Raine Rosalind, Wong Wun, Ambler Gareth, Hardoon Sarah, Petersen Irene, Morris Richard, Bartley Mel, Blane David
Department of Epidemiology and Public Health, University College London, London WC1E 6BT.
BMJ. 2009 Apr 16;338:b1279. doi: 10.1136/bmj.b1279.
To determine the extent to which secondary drug prevention for patients with stroke in routine primary care varies by sex, age, and socioeconomic circumstances, and to quantify the effect of secondary drug prevention on one year mortality by sociodemographic group.
Cohort study using individual patient data from the health improvement network primary care database.
England.
12 830 patients aged 50 or more years from 113 general practices who had a stroke between 1995 and 2005 and who survived the first 30 days after the stroke.

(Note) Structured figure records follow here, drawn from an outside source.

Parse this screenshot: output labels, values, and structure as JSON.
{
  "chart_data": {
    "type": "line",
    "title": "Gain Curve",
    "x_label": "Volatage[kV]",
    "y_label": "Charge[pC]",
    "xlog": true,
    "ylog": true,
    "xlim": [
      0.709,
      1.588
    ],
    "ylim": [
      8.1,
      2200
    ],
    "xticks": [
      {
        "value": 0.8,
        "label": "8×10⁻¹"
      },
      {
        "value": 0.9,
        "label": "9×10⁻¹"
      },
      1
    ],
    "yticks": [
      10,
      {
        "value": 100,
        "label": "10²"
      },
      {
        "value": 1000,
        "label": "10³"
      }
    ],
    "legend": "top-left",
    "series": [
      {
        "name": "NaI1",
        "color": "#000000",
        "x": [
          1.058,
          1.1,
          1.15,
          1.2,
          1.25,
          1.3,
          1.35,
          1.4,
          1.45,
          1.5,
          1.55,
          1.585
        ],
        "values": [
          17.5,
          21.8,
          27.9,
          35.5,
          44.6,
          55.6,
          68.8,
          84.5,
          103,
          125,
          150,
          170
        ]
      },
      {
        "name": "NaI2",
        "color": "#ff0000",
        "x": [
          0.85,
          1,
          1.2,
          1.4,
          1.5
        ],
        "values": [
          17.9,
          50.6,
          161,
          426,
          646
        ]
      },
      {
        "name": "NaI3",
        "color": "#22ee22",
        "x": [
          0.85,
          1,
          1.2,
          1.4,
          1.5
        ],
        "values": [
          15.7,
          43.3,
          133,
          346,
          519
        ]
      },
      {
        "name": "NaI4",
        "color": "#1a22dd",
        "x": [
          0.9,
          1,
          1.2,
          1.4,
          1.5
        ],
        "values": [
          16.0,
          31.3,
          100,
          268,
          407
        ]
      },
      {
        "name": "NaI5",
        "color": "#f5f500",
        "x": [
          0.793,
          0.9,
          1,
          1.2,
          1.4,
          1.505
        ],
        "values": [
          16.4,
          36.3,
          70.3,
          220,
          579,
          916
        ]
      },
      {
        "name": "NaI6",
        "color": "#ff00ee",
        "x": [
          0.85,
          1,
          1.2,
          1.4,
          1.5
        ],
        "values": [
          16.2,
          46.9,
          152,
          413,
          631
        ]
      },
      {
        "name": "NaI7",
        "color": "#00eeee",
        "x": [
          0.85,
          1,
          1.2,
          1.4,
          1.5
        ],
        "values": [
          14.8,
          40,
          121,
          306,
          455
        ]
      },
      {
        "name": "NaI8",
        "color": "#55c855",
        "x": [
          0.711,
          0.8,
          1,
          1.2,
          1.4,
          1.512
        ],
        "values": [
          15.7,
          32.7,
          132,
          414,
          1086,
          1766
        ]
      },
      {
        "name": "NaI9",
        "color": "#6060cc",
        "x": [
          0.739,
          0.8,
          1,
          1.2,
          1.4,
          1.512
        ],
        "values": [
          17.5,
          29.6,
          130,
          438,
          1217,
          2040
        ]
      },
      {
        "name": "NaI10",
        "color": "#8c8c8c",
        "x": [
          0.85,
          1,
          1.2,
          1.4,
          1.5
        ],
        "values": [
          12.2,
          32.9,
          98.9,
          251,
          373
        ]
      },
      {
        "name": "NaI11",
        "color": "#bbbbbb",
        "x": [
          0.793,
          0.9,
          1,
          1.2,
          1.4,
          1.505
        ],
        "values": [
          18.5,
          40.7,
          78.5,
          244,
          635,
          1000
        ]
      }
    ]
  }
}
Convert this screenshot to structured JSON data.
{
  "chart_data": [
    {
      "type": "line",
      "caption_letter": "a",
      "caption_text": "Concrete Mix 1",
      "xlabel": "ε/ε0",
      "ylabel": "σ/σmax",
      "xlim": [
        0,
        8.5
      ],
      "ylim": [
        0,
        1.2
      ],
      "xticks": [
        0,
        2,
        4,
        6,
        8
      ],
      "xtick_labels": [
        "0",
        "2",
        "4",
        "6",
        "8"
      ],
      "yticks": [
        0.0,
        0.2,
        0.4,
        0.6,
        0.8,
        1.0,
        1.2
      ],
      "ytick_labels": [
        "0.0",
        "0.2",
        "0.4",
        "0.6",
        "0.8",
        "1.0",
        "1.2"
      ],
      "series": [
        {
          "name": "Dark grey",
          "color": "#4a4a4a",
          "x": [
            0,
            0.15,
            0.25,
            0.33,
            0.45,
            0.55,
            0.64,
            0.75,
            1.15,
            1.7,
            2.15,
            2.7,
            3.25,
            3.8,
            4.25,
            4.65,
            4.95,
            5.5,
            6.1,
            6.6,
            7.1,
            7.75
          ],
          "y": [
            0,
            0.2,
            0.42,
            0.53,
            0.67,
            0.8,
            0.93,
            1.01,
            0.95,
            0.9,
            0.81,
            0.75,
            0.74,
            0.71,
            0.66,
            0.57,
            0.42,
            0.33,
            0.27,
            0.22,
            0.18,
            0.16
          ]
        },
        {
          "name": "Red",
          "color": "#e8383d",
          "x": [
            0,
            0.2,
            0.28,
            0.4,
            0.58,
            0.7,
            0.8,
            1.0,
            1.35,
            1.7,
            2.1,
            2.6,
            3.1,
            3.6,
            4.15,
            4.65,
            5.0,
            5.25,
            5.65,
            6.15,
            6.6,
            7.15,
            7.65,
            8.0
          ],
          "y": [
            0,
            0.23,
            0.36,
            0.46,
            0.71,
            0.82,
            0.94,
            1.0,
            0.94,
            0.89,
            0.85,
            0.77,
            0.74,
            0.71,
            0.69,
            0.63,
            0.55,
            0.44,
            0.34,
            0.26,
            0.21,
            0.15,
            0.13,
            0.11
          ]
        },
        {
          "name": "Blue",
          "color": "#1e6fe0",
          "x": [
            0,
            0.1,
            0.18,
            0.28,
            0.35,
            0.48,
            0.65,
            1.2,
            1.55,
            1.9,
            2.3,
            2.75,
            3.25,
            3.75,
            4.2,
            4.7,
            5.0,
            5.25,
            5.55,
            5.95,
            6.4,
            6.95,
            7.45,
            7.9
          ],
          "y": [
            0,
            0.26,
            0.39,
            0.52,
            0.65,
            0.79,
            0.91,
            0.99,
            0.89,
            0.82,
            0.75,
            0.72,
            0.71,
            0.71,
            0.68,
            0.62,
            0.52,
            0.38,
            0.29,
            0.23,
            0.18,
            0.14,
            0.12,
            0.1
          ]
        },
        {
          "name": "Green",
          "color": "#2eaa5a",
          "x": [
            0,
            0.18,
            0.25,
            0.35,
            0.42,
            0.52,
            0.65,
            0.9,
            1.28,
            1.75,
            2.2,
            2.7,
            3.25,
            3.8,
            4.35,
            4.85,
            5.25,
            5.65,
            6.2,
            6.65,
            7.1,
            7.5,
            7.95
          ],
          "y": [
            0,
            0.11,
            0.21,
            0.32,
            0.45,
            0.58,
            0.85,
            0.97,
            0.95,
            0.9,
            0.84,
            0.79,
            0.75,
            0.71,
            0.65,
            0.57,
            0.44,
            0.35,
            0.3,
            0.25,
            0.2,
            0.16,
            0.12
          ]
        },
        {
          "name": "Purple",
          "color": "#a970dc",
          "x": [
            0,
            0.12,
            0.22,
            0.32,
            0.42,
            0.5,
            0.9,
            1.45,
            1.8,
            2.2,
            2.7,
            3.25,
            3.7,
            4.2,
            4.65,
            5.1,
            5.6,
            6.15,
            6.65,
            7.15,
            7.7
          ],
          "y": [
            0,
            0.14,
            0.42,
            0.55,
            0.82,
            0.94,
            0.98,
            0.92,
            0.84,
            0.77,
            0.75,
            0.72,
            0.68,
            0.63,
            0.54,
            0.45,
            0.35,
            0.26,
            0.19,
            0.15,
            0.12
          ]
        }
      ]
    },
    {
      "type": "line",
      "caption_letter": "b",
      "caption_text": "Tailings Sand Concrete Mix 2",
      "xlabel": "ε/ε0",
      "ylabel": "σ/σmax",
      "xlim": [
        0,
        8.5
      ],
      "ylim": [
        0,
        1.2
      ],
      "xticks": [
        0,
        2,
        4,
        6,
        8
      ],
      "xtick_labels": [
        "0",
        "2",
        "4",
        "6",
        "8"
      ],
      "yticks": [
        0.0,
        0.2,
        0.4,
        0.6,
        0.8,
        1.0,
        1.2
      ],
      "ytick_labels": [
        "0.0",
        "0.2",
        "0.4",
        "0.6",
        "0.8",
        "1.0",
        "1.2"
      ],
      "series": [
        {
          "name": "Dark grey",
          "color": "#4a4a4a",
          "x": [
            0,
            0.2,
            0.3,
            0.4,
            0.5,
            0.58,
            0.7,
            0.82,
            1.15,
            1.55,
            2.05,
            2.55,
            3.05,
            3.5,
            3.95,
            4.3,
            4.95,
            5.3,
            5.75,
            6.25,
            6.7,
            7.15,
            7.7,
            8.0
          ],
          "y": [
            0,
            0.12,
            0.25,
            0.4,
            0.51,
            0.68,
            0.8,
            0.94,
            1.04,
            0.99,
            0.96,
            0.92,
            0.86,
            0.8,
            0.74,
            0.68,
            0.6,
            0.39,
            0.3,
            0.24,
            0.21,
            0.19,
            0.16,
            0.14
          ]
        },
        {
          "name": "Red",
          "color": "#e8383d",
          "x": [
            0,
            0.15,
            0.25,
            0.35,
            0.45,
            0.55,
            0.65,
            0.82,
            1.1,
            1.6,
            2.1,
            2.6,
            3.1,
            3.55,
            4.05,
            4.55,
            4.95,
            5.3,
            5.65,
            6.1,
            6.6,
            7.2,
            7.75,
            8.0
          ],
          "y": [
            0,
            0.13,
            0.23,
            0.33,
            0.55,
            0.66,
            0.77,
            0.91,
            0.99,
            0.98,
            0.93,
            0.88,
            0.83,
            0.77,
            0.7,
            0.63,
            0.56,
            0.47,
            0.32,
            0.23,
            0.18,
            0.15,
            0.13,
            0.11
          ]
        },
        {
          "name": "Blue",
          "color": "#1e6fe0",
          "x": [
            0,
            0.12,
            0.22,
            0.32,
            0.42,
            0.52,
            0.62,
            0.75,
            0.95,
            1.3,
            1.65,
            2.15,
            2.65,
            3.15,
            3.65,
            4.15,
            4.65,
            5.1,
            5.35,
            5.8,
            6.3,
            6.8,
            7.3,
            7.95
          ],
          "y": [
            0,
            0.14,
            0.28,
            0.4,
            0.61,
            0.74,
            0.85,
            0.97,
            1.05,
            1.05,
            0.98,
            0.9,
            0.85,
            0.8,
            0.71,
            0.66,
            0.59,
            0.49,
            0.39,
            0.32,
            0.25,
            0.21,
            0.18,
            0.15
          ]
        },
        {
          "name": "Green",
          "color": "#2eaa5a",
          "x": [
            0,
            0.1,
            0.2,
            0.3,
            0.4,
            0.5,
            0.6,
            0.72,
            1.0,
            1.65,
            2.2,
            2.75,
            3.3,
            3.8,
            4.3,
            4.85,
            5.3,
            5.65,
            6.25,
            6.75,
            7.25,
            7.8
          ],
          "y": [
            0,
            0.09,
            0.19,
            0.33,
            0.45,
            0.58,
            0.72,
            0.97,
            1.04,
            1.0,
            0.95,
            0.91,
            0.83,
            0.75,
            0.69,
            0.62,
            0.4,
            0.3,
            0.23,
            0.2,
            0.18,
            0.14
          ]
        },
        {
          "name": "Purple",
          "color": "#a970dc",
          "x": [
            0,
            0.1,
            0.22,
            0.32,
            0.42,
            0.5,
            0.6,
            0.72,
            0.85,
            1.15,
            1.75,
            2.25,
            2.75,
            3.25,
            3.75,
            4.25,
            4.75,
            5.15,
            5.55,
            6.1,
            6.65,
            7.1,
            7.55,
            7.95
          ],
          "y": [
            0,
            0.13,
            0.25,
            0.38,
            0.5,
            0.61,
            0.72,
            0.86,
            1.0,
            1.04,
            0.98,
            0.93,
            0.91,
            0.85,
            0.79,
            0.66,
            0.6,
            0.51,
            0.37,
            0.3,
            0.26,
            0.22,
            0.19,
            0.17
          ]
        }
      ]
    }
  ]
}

Multivariable associations between odds of receiving secondary prevention after a stroke, and sex, age group, and socioeconomic circumstances; hazard ratios for all cause mortality from 31 days after the stroke and within the first year among patients receiving treatment and by social group; and probabilities of one year mortality for social factors of interest and treatment.

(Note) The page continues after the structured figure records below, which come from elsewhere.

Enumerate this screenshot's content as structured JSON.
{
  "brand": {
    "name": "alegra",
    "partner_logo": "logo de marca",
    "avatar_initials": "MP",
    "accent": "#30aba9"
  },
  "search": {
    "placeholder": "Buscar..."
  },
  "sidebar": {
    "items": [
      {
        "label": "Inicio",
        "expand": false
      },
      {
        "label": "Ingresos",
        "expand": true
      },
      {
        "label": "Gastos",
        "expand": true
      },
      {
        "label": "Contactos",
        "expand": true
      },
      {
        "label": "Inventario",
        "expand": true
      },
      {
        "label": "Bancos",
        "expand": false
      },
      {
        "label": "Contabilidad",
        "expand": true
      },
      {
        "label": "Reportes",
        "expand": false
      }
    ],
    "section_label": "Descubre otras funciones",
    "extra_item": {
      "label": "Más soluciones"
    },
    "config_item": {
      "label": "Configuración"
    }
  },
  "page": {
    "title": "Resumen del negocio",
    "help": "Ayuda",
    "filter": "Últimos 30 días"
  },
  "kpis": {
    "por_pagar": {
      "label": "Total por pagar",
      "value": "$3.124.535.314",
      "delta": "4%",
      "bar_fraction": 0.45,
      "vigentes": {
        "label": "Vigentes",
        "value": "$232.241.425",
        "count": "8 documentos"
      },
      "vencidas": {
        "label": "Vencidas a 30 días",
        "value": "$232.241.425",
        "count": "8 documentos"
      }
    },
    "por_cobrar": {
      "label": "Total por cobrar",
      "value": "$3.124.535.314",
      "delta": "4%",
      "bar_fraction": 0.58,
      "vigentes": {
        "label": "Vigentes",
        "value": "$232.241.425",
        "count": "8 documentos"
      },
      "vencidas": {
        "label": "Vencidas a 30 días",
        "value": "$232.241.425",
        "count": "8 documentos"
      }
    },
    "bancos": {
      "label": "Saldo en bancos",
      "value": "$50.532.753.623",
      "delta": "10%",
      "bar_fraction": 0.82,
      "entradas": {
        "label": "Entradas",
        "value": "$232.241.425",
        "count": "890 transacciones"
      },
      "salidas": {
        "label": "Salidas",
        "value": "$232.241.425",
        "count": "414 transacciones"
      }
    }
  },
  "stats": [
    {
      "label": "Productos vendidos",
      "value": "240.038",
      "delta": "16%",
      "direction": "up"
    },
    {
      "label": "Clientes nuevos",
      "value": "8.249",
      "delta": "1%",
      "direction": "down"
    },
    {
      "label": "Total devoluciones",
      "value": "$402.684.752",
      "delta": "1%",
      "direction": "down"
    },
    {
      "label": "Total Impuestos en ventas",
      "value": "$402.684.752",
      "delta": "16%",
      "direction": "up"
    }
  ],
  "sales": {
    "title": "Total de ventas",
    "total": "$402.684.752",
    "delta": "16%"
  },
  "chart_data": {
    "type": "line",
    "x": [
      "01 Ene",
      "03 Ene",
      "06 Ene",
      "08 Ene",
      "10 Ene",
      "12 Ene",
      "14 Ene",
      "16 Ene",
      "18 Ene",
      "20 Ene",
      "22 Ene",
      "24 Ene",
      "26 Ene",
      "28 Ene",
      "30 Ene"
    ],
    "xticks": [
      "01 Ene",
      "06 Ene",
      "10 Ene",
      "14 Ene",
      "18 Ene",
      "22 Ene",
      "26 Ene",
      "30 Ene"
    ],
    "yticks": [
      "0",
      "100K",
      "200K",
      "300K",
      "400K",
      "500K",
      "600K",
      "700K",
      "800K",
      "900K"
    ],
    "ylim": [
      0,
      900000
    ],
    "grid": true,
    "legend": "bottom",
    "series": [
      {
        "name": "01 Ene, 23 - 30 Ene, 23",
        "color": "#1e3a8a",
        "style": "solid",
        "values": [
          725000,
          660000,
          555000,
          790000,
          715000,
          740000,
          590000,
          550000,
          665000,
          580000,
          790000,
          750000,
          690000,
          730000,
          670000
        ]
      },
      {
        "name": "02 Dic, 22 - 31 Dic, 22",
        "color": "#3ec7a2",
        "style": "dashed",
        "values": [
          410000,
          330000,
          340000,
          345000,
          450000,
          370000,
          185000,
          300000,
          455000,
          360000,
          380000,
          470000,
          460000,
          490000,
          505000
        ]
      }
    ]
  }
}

Only 25.6% of men and 20.8% of women received secondary prevention. Receipt of secondary prevention did not vary by socioeconomic circumstances or by sex. Older patients were, however, substantially less likely to receive treatment. The adjusted odds ratio for 80-89 year olds compared with 50-59 year olds was 0.53 (95% confidence interval 0.41 to 0.69). This was because older people were less likely to receive lipid lowering drugs-for example, the adjusted odds ratio for 80-89 year olds compared with 50-59 year olds was 0.44 (95% confidence interval 0.33 to 0.59). Secondary prevention was associated with a 50% reduction in mortality risk (adjusted hazard ratio 0.50, 95% confidence interval 0.42 to 59). On average, mortality within the first year was 5.7% for patients receiving treatment compared with 11.1% for patients not receiving treatment. There was little evidence that the effect of treatment differed between the social groups examined.
Under-treatment among older people with stroke in routine primary care cannot be justified given the lack of evidence on variations in effectiveness of treatment by age.
确定在常规初级保健中,中风患者二级药物预防在性别、年龄和社会经济状况方面的差异程度,并按社会人口学分组量化二级药物预防对一年死亡率的影响。
使用来自健康改善网络初级保健数据库的个体患者数据进行队列研究。
英国。
来自113家全科诊所的12830名年龄在50岁及以上的患者,他们在1995年至2005年间发生中风,且在中风后的前30天存活下来。
中风后接受二级预防的几率与性别、年龄组和社会经济状况之间的多变量关联;中风后31天及第一年内在接受治疗的患者中按社会群体划分的全因死亡率的风险比;以及感兴趣的社会因素和治疗的一年死亡率概率。
只有25.6%的男性和20.8%的女性接受了二级预防。二级预防的接受情况在社会经济状况或性别方面没有差异。然而,老年患者接受治疗的可能性明显较低。80 - 89岁患者与50 - 59岁患者相比,调整后的比值比为0.53(95%置信区间0.41至0.69)。这是因为老年人接受降脂药物的可能性较小——例如,80 - 89岁患者与50 - 59岁患者相比,调整后的比值比为0.44(95%置信区间0.33至0.59)。二级预防与死亡风险降低50%相关(调整后的风险比0.50,95%置信区间0.42至0.59)。平均而言,接受治疗的患者第一年死亡率为5.7%,未接受治疗的患者为11.1%。几乎没有证据表明在所研究的社会群体中治疗效果存在差异。
鉴于缺乏关于治疗效果随年龄变化的证据,常规初级保健中中风老年患者治疗不足的情况是不合理的。